No doubt, some on the fringes might view Claude as the newest armour of the establishment. On X, one user wrote: “now that woke is dead, do we think we can get a version of claude that’s not such a little b**ch about everything? my tolerance for this corpo nanny state s**t is officially at zero.
”Others are more concerned about Claude’s impact on the job market. The chatbot is being sold as a corporate solution to “drudgework”: summarising documents, scanning contracts, making presentations. But these are essential tasks for graduate employees and threatens to upend the structure of companies across all industries.

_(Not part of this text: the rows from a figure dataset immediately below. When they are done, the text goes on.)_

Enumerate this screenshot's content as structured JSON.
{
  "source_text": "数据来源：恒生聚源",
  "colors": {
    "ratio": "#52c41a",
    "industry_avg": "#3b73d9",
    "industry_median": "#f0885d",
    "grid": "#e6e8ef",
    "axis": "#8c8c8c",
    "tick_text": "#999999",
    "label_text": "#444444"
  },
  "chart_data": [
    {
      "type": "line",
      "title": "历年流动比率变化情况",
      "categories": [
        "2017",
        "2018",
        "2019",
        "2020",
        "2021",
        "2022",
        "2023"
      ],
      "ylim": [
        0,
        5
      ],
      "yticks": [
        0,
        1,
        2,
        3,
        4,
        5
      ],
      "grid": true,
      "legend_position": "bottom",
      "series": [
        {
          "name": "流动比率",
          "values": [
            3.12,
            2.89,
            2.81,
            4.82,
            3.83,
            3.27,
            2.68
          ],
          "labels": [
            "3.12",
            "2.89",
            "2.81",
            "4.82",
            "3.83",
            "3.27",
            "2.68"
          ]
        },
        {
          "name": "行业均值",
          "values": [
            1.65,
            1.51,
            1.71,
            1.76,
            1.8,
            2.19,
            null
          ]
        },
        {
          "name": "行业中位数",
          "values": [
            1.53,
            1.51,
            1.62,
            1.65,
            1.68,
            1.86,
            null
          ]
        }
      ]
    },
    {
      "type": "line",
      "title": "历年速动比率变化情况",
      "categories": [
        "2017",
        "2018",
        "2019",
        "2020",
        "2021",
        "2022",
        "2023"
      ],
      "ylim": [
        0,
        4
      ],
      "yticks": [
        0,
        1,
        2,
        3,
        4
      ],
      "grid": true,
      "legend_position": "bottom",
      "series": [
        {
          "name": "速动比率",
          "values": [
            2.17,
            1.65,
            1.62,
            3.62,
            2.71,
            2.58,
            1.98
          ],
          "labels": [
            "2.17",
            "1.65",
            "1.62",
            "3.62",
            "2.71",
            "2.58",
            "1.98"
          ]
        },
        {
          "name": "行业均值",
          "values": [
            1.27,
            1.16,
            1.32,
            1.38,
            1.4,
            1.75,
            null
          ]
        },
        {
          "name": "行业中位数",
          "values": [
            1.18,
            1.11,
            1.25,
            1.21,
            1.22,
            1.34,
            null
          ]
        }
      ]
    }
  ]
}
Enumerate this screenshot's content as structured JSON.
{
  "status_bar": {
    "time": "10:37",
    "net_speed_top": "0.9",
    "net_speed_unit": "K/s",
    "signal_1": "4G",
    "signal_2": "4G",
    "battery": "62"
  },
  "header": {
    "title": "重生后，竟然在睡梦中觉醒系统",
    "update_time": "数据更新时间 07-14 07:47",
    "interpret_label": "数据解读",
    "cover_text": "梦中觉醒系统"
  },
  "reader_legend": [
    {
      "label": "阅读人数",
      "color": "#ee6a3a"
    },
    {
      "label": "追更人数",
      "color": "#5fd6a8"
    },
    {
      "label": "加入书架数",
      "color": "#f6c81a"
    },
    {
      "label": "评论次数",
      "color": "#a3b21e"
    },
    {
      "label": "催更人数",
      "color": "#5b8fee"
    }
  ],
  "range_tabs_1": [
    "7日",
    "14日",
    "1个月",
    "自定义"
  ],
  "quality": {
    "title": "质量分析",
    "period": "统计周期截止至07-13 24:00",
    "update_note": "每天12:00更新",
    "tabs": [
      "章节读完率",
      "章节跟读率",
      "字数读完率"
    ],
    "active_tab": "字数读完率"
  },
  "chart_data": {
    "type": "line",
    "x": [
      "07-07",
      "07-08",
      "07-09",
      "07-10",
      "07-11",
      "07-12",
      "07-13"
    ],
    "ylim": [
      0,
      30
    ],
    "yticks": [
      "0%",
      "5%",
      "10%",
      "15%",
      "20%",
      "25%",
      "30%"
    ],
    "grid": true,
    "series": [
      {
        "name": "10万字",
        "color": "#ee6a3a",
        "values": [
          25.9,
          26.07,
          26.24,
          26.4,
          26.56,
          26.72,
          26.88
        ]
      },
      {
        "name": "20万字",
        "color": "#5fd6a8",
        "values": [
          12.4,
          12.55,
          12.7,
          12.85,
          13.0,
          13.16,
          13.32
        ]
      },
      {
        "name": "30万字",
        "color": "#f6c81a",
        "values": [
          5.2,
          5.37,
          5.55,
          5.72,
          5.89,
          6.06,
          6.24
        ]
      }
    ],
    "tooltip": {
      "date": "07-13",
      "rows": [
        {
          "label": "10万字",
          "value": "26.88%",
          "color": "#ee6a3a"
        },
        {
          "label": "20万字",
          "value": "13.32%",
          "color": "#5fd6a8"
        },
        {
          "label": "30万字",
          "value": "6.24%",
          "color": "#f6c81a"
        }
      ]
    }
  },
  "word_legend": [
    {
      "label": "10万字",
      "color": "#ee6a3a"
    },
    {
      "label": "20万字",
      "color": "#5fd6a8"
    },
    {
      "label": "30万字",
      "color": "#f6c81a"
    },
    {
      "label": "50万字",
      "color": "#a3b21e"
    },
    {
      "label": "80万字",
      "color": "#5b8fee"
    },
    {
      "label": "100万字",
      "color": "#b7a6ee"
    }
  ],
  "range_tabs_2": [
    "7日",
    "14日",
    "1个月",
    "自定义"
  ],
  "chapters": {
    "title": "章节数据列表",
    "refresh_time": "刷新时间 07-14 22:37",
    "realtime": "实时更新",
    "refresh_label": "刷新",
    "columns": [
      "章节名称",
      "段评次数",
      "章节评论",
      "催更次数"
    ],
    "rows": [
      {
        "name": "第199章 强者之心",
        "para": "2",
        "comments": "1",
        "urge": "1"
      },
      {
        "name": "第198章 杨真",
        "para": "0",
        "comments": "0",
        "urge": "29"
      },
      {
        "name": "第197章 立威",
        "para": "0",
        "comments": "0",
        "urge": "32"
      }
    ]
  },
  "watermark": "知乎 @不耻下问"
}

The risk of “widespread youth unemployment” is one that Claude readily acknowledges when asked what risks it may pose to people in junior positions. Another risk is what Claude calls the “elimination of traditional ‘learning by doing’ career entry points”: the idea that drudgework provides the essential building blocks without which more senior skills are harder to acquire.
Most reports so far seem focused on Claude’s impact on computers: there are whispers that the chatbot will render the mouse and keyboard obsolete. I like a voicenote as much as the next person, but I struggle to see the upside of a world where everyone is shouting into a Claude-wired dictaphone, asking the chatbot to plan their holidays or file their tax return. Concerns about digital servitude have existed since the dawn of the web, but with each new innovation meant to herald a new dawn, it feels instead like we entering a hall of infinite regress.